Whilst we were on holiday I was surprised how easy it was to get around with a dog in toe. Pretty much anything goes and Heidi experienced travelling by both stream train and ferry! Don’t assume it’ll be free though, we got told off for not paying the £2 fare for Heidi’s steam train journey. Oopsie!

Whilst you’re there: 

Use local knowledge

If you’re staying in dog friendly accommodation then the property owner will be one of the best people to ask about places to visit. The lady who ran our apartment pointed out several local pubs where dogs were welcome – always useful information! ;)

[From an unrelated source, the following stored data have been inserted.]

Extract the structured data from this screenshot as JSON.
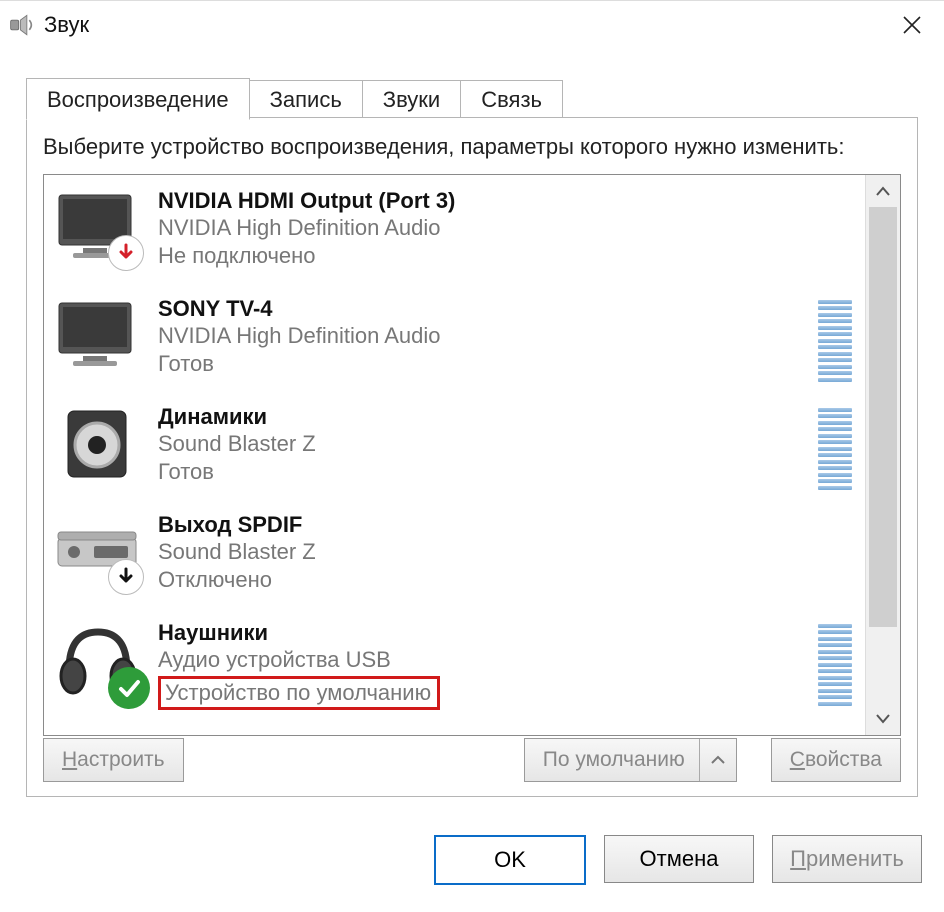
{
  "window": {
    "title": "Звук",
    "close_icon": "close"
  },
  "tabs": [
    {
      "label": "Воспроизведение",
      "active": true
    },
    {
      "label": "Запись",
      "active": false
    },
    {
      "label": "Звуки",
      "active": false
    },
    {
      "label": "Связь",
      "active": false
    }
  ],
  "instruction": "Выберите устройство воспроизведения, параметры которого нужно изменить:",
  "devices": [
    {
      "icon": "monitor",
      "badge": "red-down",
      "name": "NVIDIA HDMI Output (Port 3)",
      "subtitle": "NVIDIA High Definition Audio",
      "status": "Не подключено",
      "meter": false,
      "highlight": false
    },
    {
      "icon": "monitor",
      "badge": null,
      "name": "SONY TV-4",
      "subtitle": "NVIDIA High Definition Audio",
      "status": "Готов",
      "meter": true,
      "highlight": false
    },
    {
      "icon": "speaker",
      "badge": null,
      "name": "Динамики",
      "subtitle": "Sound Blaster Z",
      "status": "Готов",
      "meter": true,
      "highlight": false
    },
    {
      "icon": "receiver",
      "badge": "black-down",
      "name": "Выход SPDIF",
      "subtitle": "Sound Blaster Z",
      "status": "Отключено",
      "meter": false,
      "highlight": false
    },
    {
      "icon": "headphones",
      "badge": "green-check",
      "name": "Наушники",
      "subtitle": "Аудио устройства USB",
      "status": "Устройство по умолчанию",
      "meter": true,
      "highlight": true
    }
  ],
  "panel_buttons": {
    "configure": "Настроить",
    "set_default": "По умолчанию",
    "properties": "Свойства"
  },
  "dialog_buttons": {
    "ok": "OK",
    "cancel": "Отмена",
    "apply": "Применить"
  }
}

Don’t be afraid to approach local dog owners too – most of the time they will be only too pleased to share their favourite dog walking haunts with you. dog-403699_1280

Don’t expect too much from your dog 

What I mean by this is, if for example, your dog’s daily walks usually involve a quick walk around the block don’t then expect your dog to be able to walk for hours and hours on holiday. We made this mistake on our first day and walked for about 10 miles and by the end of it poor Heidi was exhausted. We made sure to take lots of regular breaks in between walks for the rest of the holiday.

Have a plan B

To me, the only downside of taking Heidi on holiday with us is that it limited where we could go. Most indoor attractions were of bounds and thus we were really relying on the weather being good. Fortunately, whilst we were away we had fairly decent weather but we did still have one very wet morning, so out came my emergency stash of Disney DVDs. We opted for a snuggly movie morning until the sun came back out. Definitely pack something to keep you occupied indoors in case our rather unreliable British weather lets you down!

I would definitely consider taking Heidi with us on any future holidays as it really wasn’t much hassle at all. I hope that if you’ve thought about taking your dog with you on a UK break then this post will give you the push to do so. You won’t regret it!

Have you ever considered holidaying with your dog in the UK?

Or do you have any  other tips for holidaying with your dog?